Doug Ford took a third of the vote in the last Toronto election. One in three voters, over 330,000, endorsed his message of rampant insider corruption and gravy-train elitism. He’s only ever had one message, of outgroup anger and burn-it-to-the-ground populism. Folks, he hates the people that you hate, and he’ll poke them in the eye. For you, folks. The Doug Ford myth is reverse Camelot, where the rotten elites are inside drinking Chardonnay and have locked all the good people out. Reverse Camelot isn’t a myth about public service or even ideology—it is an appeal to the tribe, a call to charge the gate, a war of cultures. That’s why Ford has been able to survive when his claims—such as being an ordinary outsider, rather than a wealthy and well-connected member of a multi-generational political family—turn out to be objectively false. It’s not about Doug Ford, it’s about the people and the things that Doug Ford hates and will endeavour to confound.
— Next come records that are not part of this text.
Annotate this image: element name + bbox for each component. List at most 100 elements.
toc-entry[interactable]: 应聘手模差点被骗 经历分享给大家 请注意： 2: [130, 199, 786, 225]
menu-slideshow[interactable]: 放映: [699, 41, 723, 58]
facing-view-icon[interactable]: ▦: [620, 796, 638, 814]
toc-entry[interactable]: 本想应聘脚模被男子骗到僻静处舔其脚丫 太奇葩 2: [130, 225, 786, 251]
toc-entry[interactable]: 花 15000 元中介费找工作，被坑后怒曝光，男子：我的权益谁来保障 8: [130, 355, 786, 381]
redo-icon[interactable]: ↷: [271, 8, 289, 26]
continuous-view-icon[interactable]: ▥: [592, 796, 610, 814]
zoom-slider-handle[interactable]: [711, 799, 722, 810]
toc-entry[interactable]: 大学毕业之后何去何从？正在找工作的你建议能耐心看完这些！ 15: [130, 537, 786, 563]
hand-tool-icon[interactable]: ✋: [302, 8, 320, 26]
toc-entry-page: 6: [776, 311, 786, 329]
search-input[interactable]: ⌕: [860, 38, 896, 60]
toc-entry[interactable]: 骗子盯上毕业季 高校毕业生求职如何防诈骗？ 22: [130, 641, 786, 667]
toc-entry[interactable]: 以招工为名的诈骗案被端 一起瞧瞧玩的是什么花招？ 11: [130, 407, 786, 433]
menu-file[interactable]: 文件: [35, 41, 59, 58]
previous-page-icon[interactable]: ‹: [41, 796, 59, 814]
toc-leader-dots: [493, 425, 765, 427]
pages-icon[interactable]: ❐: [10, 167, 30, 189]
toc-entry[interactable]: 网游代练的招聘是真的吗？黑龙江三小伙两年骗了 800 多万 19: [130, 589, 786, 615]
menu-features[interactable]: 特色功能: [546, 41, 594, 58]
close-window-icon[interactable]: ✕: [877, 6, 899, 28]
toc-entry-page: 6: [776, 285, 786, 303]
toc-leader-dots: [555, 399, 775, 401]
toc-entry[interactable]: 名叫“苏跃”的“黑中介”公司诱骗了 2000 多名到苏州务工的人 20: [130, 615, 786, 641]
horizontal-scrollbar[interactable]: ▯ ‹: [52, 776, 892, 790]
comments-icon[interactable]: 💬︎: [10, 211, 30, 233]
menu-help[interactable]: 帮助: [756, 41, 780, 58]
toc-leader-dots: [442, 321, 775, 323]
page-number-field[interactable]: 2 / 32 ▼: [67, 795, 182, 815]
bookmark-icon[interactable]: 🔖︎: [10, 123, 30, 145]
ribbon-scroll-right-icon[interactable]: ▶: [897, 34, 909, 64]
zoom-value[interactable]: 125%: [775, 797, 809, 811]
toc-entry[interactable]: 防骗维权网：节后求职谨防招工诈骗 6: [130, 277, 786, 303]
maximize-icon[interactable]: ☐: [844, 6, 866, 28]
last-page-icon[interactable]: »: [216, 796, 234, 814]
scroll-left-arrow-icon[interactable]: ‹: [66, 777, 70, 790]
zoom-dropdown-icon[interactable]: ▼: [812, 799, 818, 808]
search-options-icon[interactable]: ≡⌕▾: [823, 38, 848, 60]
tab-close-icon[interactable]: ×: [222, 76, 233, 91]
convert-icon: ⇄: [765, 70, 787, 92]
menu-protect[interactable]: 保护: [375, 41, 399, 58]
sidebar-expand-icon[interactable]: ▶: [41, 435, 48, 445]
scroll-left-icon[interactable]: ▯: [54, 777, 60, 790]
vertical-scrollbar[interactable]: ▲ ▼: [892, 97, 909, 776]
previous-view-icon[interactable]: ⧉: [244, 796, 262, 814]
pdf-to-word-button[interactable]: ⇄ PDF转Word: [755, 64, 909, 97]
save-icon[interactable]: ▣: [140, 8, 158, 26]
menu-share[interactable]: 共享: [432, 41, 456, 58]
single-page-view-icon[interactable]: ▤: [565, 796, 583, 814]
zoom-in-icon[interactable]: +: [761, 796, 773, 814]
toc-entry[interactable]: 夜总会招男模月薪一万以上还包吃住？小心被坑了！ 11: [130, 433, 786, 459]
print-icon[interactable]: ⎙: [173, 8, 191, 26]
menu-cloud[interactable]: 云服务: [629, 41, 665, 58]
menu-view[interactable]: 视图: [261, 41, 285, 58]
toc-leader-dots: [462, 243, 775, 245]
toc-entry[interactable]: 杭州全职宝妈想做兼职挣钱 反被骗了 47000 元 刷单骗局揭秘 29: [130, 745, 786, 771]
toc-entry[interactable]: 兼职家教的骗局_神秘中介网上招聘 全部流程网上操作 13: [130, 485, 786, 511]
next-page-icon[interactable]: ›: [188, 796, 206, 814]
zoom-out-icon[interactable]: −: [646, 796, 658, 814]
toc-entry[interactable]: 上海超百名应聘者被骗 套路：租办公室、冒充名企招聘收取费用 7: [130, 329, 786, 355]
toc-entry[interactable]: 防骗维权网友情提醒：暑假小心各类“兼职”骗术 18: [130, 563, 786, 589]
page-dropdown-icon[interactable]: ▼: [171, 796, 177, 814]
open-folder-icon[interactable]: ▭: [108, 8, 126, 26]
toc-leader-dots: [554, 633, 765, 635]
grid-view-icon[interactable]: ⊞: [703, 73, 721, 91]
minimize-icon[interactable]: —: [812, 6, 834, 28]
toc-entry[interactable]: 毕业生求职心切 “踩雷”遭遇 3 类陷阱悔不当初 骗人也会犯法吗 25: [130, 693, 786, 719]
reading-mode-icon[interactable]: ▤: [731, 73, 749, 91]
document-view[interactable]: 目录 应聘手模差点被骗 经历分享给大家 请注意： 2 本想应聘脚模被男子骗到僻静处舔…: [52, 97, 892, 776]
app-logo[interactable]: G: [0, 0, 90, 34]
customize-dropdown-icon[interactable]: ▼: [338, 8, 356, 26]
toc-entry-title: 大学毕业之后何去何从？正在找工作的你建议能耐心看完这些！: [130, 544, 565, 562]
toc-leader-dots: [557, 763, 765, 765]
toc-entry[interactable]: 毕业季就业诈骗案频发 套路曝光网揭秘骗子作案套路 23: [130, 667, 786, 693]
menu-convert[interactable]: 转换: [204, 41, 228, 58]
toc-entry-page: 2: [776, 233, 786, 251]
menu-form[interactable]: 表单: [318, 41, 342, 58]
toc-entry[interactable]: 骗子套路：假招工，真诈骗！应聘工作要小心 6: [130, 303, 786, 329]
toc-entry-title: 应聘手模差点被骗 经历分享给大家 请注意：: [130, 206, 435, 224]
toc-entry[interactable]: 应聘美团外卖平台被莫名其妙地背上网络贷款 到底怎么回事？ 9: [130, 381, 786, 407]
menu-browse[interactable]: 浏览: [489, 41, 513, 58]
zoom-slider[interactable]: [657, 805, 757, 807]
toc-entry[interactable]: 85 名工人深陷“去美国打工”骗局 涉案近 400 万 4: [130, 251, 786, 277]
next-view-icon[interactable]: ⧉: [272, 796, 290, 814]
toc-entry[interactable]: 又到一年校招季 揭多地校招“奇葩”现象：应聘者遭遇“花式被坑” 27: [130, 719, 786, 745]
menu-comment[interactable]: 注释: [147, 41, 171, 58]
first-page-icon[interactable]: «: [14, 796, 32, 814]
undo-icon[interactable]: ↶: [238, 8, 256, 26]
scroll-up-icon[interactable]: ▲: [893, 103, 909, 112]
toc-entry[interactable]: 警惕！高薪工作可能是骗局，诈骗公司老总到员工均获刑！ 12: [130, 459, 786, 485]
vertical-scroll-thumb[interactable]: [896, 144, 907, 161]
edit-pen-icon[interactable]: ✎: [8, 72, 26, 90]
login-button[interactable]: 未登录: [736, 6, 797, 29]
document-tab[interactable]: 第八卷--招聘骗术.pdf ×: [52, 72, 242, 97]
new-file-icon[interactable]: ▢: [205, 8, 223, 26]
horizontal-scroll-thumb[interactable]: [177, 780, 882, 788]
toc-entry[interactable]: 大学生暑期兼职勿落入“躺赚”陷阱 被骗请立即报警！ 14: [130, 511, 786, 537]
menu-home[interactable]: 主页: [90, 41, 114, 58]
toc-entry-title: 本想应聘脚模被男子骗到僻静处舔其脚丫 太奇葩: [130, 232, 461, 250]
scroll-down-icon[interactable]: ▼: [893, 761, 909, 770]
I’ve lived in Ontario long enough to know that phony populism, of the kind peddled by Doug Ford, goes around and comes around. He’ll tell you he’s running for Premier because it breaks his heart, folks, to see what’s happening to his beloved province, not because he was raised on the mother’s milk of political ambition. He’ll tell you he’s just like you. He’ll tell you he’s going to Queen’s Park to clean things up, not because he craves the power of office, of any and every office. He’ll tell you only he can fix what is broken, and that only he can drive out the elites. Maybe this time it will work. If it doesn’t, he’ll be back, running the path towards another office. When Doug Ford arrives at a fork in the road, he takes it, hoping that eventually it will come with a meal.